Recombinant tissue plasminogen activator administered 6 to 12 hours after acute myocardial infarction onset yielded a 25% relative reduction in 35-day mortality, with no benefit at 12 to 24 hours.
RCT (n=5,711)
Does alteplase (rt-PA) reduce 35-day mortality in patients with acute myocardial infarction when administered 6 to 24 hours after onset?
Thrombolytic therapy with alteplase reduces 35-day mortality when administered within 12 hours of acute myocardial infarction onset, widening the effective treatment window.

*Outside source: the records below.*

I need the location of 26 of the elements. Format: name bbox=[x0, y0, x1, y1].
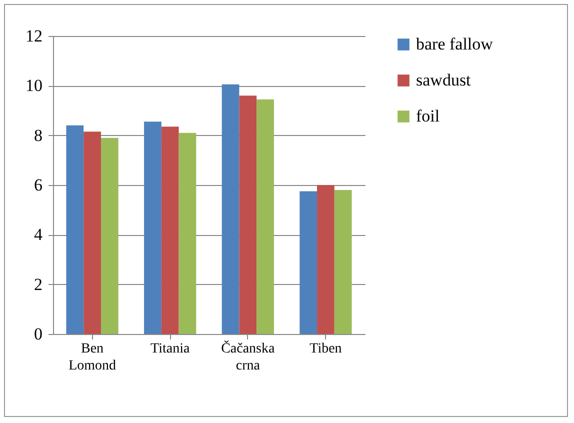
bar bbox=[317, 185, 334, 334]
bar bbox=[256, 99, 274, 334]
y-tick-label: 4 bbox=[34, 225, 43, 244]
y-tick-label: 2 bbox=[34, 274, 42, 294]
y-tick-label: 0 bbox=[34, 324, 42, 344]
bar bbox=[178, 132, 196, 334]
legend-label: sawdust bbox=[416, 70, 472, 90]
bar bbox=[239, 96, 257, 334]
x-tick-label: Titania bbox=[150, 342, 190, 356]
legend-label: foil bbox=[416, 106, 440, 126]
y-tick-label: 12 bbox=[26, 26, 42, 46]
bar bbox=[100, 138, 118, 334]
bar bbox=[334, 190, 352, 334]
y-tick-label: 8 bbox=[34, 126, 42, 145]
bar bbox=[161, 126, 179, 334]
bar bbox=[300, 191, 318, 334]
x-tick-label: Čačanska crna bbox=[221, 340, 276, 374]
y-tick-label: 10 bbox=[26, 76, 42, 96]
bar bbox=[144, 122, 162, 334]
legend-label: bare fallow bbox=[416, 34, 494, 54]
bar bbox=[66, 125, 84, 334]
y-tick-label: 6 bbox=[34, 176, 42, 194]
x-tick-label: Tiben bbox=[310, 342, 342, 356]
x-tick-label: Ben Lomond bbox=[68, 342, 116, 374]
bar bbox=[222, 84, 240, 334]
bar bbox=[84, 132, 101, 334]
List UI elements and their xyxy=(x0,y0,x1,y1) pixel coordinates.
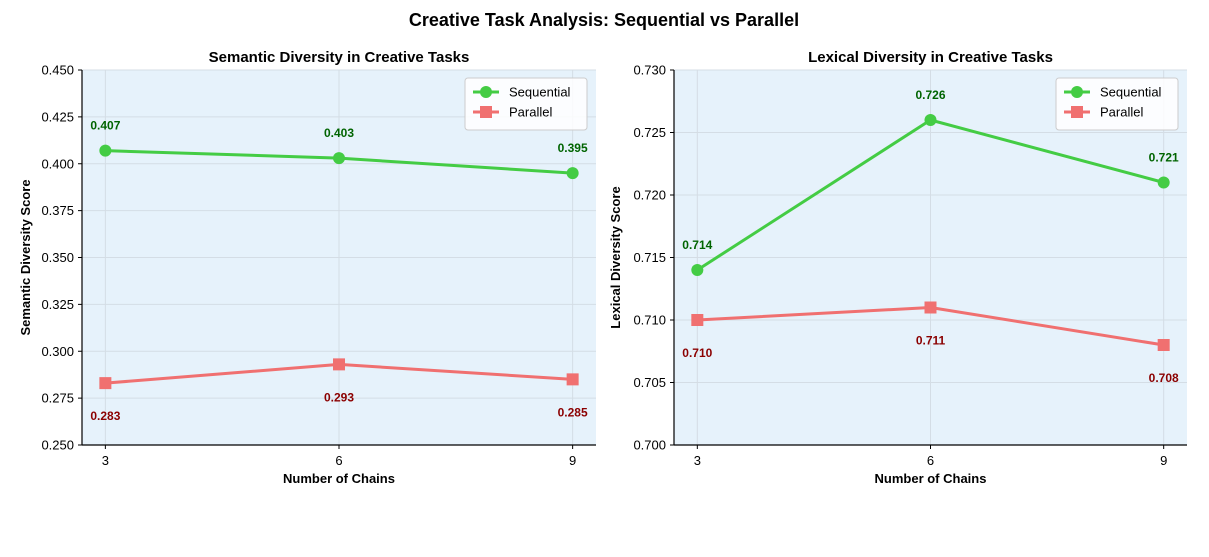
parallel-data-label: 0.293 xyxy=(324,390,354,404)
parallel-data-label: 0.708 xyxy=(1149,371,1179,385)
y-tick-label: 0.720 xyxy=(633,188,666,203)
lexical-diversity-chart: 0.700 0.705 0.710 0.715 0.720 0.725 0.730 3 6 9 Le… xyxy=(608,49,1187,486)
parallel-data-label: 0.285 xyxy=(558,405,588,419)
sequential-point xyxy=(333,152,345,165)
y-tick-label: 0.730 xyxy=(633,63,666,78)
sequential-data-label: 0.714 xyxy=(682,238,712,252)
sequential-data-label: 0.395 xyxy=(558,141,588,155)
parallel-legend-label: Parallel xyxy=(509,105,552,120)
sequential-data-label: 0.407 xyxy=(90,119,120,133)
x-tick-label: 6 xyxy=(335,453,342,468)
y-tick-label: 0.375 xyxy=(41,203,74,218)
parallel-legend-label: Parallel xyxy=(1100,105,1143,120)
y-tick-label: 0.725 xyxy=(633,125,666,140)
sequential-point xyxy=(924,114,937,126)
parallel-data-label: 0.710 xyxy=(682,346,712,360)
y-axis-label: Lexical Diversity Score xyxy=(608,186,623,328)
parallel-point xyxy=(924,301,937,314)
x-axis-label: Number of Chains xyxy=(283,471,395,486)
x-tick-label: 9 xyxy=(1160,453,1167,468)
y-tick-label: 0.715 xyxy=(633,250,666,265)
parallel-point xyxy=(566,373,579,386)
semantic-chart-title: Semantic Diversity in Creative Tasks xyxy=(209,49,470,66)
y-tick-label: 0.710 xyxy=(633,313,666,328)
y-tick-label: 0.300 xyxy=(41,344,74,359)
legend: Sequential Parallel xyxy=(464,77,588,131)
x-tick-label: 6 xyxy=(927,453,934,468)
y-tick-label: 0.350 xyxy=(41,250,74,265)
sequential-legend-marker xyxy=(1071,86,1083,98)
y-tick-label: 0.325 xyxy=(41,297,74,312)
sequential-point xyxy=(691,264,704,276)
sequential-data-label: 0.721 xyxy=(1149,151,1179,165)
y-tick-label: 0.425 xyxy=(41,109,74,124)
parallel-data-label: 0.711 xyxy=(916,334,946,348)
parallel-point xyxy=(99,377,112,390)
x-tick-label: 9 xyxy=(569,453,576,468)
sequential-data-label: 0.726 xyxy=(915,88,945,102)
sequential-data-label: 0.403 xyxy=(324,126,354,140)
sequential-legend-label: Sequential xyxy=(509,85,571,100)
figure-suptitle: Creative Task Analysis: Sequential vs Pa… xyxy=(409,10,799,30)
y-tick-label: 0.705 xyxy=(633,375,666,390)
y-tick-label: 0.275 xyxy=(41,391,74,406)
parallel-data-label: 0.283 xyxy=(90,409,120,423)
x-axis-label: Number of Chains xyxy=(875,471,987,486)
parallel-point xyxy=(691,314,704,326)
sequential-point xyxy=(566,167,579,180)
parallel-legend-marker xyxy=(480,106,492,118)
parallel-point xyxy=(333,358,345,371)
y-tick-label: 0.400 xyxy=(41,156,74,171)
legend: Sequential Parallel xyxy=(1055,77,1179,131)
sequential-point xyxy=(99,144,112,157)
sequential-legend-label: Sequential xyxy=(1100,85,1162,100)
parallel-legend-marker xyxy=(1071,106,1083,118)
sequential-legend-marker xyxy=(480,86,492,98)
y-tick-label: 0.450 xyxy=(41,63,74,78)
y-tick-label: 0.250 xyxy=(41,438,74,453)
y-axis-label: Semantic Diversity Score xyxy=(18,179,33,335)
semantic-diversity-chart: 0.250 0.275 0.300 0.325 0.350 0.375 0.400 0.425… xyxy=(18,49,596,486)
parallel-point xyxy=(1157,339,1170,351)
x-tick-label: 3 xyxy=(694,453,701,468)
x-tick-label: 3 xyxy=(102,453,109,468)
y-tick-label: 0.700 xyxy=(633,438,666,453)
lexical-chart-title: Lexical Diversity in Creative Tasks xyxy=(808,49,1053,66)
sequential-point xyxy=(1157,176,1170,189)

Effect estimate: 25% relative reduction
Conflicting results on the benefit of thrombolytic therapy administered six to 24 hours after the onset of myocardial infarction (MI) led to the LATE trial. Five thousand seven hundred and eleven patients were treated with recombinant tissue plasminogen activator (t-PA) or placebo, treatment was begun between six and 24 hours after the onset of infarction. For patients treated within 12 hours, there was a relative reduction in 35 day mortality of 25%, but no benefit for those treated at 12 to 24 hours. The benefits were confined to those whose treatment was begun within three hours of admission to hospital. These results widen the window for effective treatment from six to 12 hours after the onset of infarction, but emphasise the need for expeditious treatment when the diagnosis of MI is suspected.

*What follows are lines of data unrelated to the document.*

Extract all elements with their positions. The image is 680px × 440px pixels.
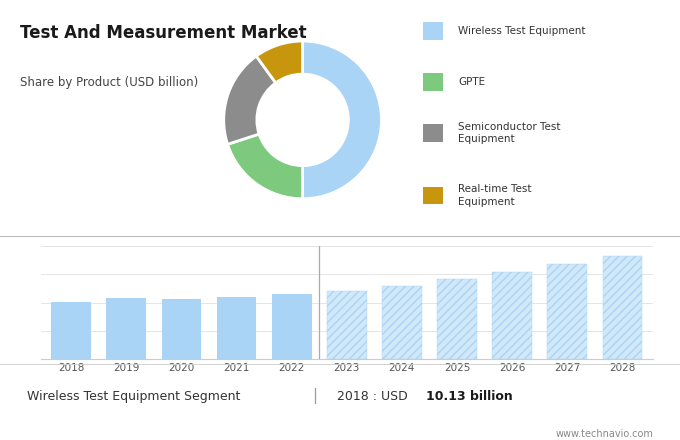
Text: Wireless Test Equipment Segment: Wireless Test Equipment Segment xyxy=(27,390,240,403)
Bar xyxy=(547,264,588,359)
Text: Share by Product (USD billion): Share by Product (USD billion) xyxy=(20,76,199,89)
Wedge shape xyxy=(303,41,381,199)
Wedge shape xyxy=(256,41,303,83)
Bar xyxy=(272,294,311,359)
Text: Wireless Test Equipment: Wireless Test Equipment xyxy=(458,26,586,36)
Bar xyxy=(492,271,532,359)
Wedge shape xyxy=(224,56,275,144)
Text: |: | xyxy=(312,389,317,404)
Bar xyxy=(162,299,201,359)
Text: Test And Measurement Market: Test And Measurement Market xyxy=(20,24,307,42)
Bar xyxy=(382,286,422,359)
Text: www.technavio.com: www.technavio.com xyxy=(556,429,653,440)
Bar xyxy=(602,257,643,359)
Text: Real-time Test
Equipment: Real-time Test Equipment xyxy=(458,184,532,207)
Wedge shape xyxy=(228,134,303,199)
Bar xyxy=(437,279,477,359)
Text: 2018 : USD: 2018 : USD xyxy=(337,390,411,403)
Bar xyxy=(423,73,443,91)
Text: GPTE: GPTE xyxy=(458,77,486,87)
Bar xyxy=(217,297,256,359)
Text: 10.13 billion: 10.13 billion xyxy=(426,390,513,403)
Bar xyxy=(51,302,91,359)
Bar xyxy=(327,291,367,359)
Bar xyxy=(423,125,443,142)
Bar xyxy=(423,187,443,204)
Text: Semiconductor Test
Equipment: Semiconductor Test Equipment xyxy=(458,122,561,144)
Bar xyxy=(423,22,443,40)
Bar xyxy=(106,298,146,359)
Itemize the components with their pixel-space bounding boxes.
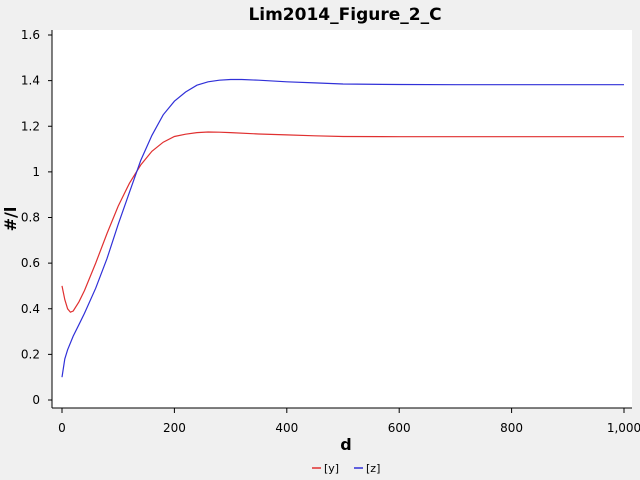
plot-area bbox=[52, 30, 632, 408]
y-axis-title: #/l bbox=[1, 207, 20, 232]
y-tick-label: 0.4 bbox=[21, 302, 40, 316]
series-layer bbox=[61, 78, 624, 378]
y-tick-label: 1.2 bbox=[21, 119, 40, 133]
y-tick-label: 1.4 bbox=[21, 74, 40, 88]
y-tick-label: 0.8 bbox=[21, 211, 40, 225]
series-line-0 bbox=[61, 131, 624, 313]
y-axis-ticks: 0 0.2 0.4 0.6 0.8 1 1.2 1.4 1.6 bbox=[21, 28, 52, 407]
x-tick-label: 200 bbox=[163, 421, 186, 435]
x-tick-label: 1,000 bbox=[607, 421, 640, 435]
x-tick-label: 0 bbox=[58, 421, 66, 435]
y-tick-label: 0 bbox=[32, 393, 40, 407]
x-tick-label: 400 bbox=[275, 421, 298, 435]
x-axis-title: d bbox=[340, 435, 351, 454]
x-tick-label: 800 bbox=[500, 421, 523, 435]
y-tick-label: 1.6 bbox=[21, 28, 40, 42]
y-tick-label: 0.6 bbox=[21, 256, 40, 270]
y-tick-label: 0.2 bbox=[21, 347, 40, 361]
x-tick-label: 600 bbox=[388, 421, 411, 435]
x-axis-ticks: 0 200 400 600 800 1,000 bbox=[58, 408, 640, 435]
chart-title: Lim2014_Figure_2_C bbox=[248, 5, 441, 25]
legend: [y] [z] bbox=[312, 462, 380, 475]
legend-label-1: [z] bbox=[366, 462, 380, 475]
legend-label-0: [y] bbox=[324, 462, 339, 475]
series-line-1 bbox=[61, 78, 624, 378]
y-tick-label: 1 bbox=[32, 165, 40, 179]
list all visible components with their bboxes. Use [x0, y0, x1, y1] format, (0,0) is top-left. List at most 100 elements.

J. H. N. Bett (Wed,) conducted a rct in acute myocardial infarction (n=5,711). recombinant tissue plasminogen activator (t-PA) vs. placebo was evaluated on 35 day mortality (25% relative reduction). Recombinant tissue plasminogen activator administered 6 to 12 hours after acute myocardial infarction onset yielded a 25% relative reduction in 35-day mortality, with no benefit at 12 to 24 hours.